As shown in Figures 1, 2 and 3, in which the smooth curves are calculated from the two-state model using the fitted parameters (Table 3), this model also produced a good fit to the data for the effects of PS on all four subunit combinations. The model provides an explanation for the different effects of PS on the agonist concentration-response curves for NR1/NR2A and NR1/NR2B receptors. In this type of model, an allosteric modulator is expected to influence both agonist potency and agonist efficacy, but one effect on the other may predominate. If an agonist has high efficacy to begin with, such that it is capable of activating nearly all receptors, then a positive allosteric modulator is predicted to primarily enhance the potency of that agonist, shifting its concentration-response curve to the left. In contrast, a positive allosteric modulator will primarily enhance the efficacy of a partial agonist.
Table 3. Parameters from fits of the two-state model to concentration response date in the presence and absence of PS
PS increases the efficacy of glutamate and glycine at NR1/NR2A receptors, but primarily increases the potency of glutamate and glycine at NR1/NR2B receptors, suggesting that glutamate and glycine have lower efficacy at NR1/NR2A than at NR1/NR2B receptors. As calculated from the fitted parameters (Table 3), saturating glutamate and glycine activate only 16% of NR1/NR2A receptors, but 88% of NR1/NR2B receptors. In contrast, NMDA has low efficacy at both NR1/NR2A and NR1/NR2B receptors, producing (at saturating glycine) 13 and 62% maximal activation, respectively, so PS enhances the efficacy of NMDA in both cases.

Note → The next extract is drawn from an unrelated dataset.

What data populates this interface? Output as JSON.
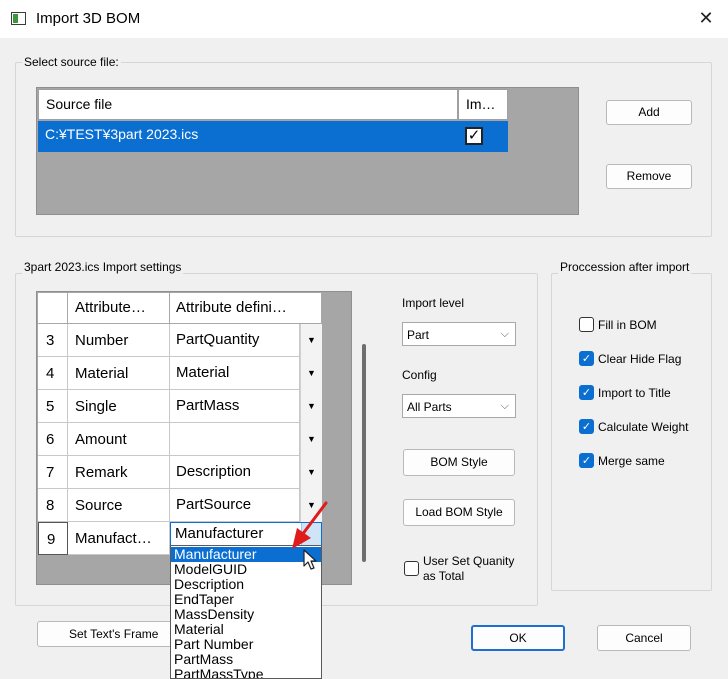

Conversely, the two-state model predicts that a negative allosteric modulator will primarily decrease the potency of a high-efficacy agonist, while decreasing the efficacy of a partial agonist. In the case of NR1/NR2C and NR1/NR2D receptors, the major effect of PS is a reduction in the efficacies of glutamate, NMDA, and glycine, suggesting that all of these agonists are relatively inefficient in activating NR1/NR2C and NR1/NR2D receptors. However, while the model produced a good fit to the data, it was not possible to obtain a unique set of parameter estimates (i.e. more than one set of values produced a good fit) for the NR1/NR2C or NR1/NR2D combinations, indicating that the information in the concentration-response data is not adequate to fully define all 10 parameters for the inhibitory effects of PS on these subunit combinations. Because the fits for NR1/NR2A and NR1/NR2B both yielded estimates of about 7×10−5 for M (the resting ratio of active to inactive receptors), the concentration response data for NR1/NRC and NR1/NR2D were fit with M fixed to this value, thereby reducing the number of free parameters (Table 3).
In contrast to the results obtained with PS, the two-state model was not able to adequately fit the 3α5βS concentration-response data for any subunit combination, suggesting that the mechanism of action of 3α5βS is different from that of PS.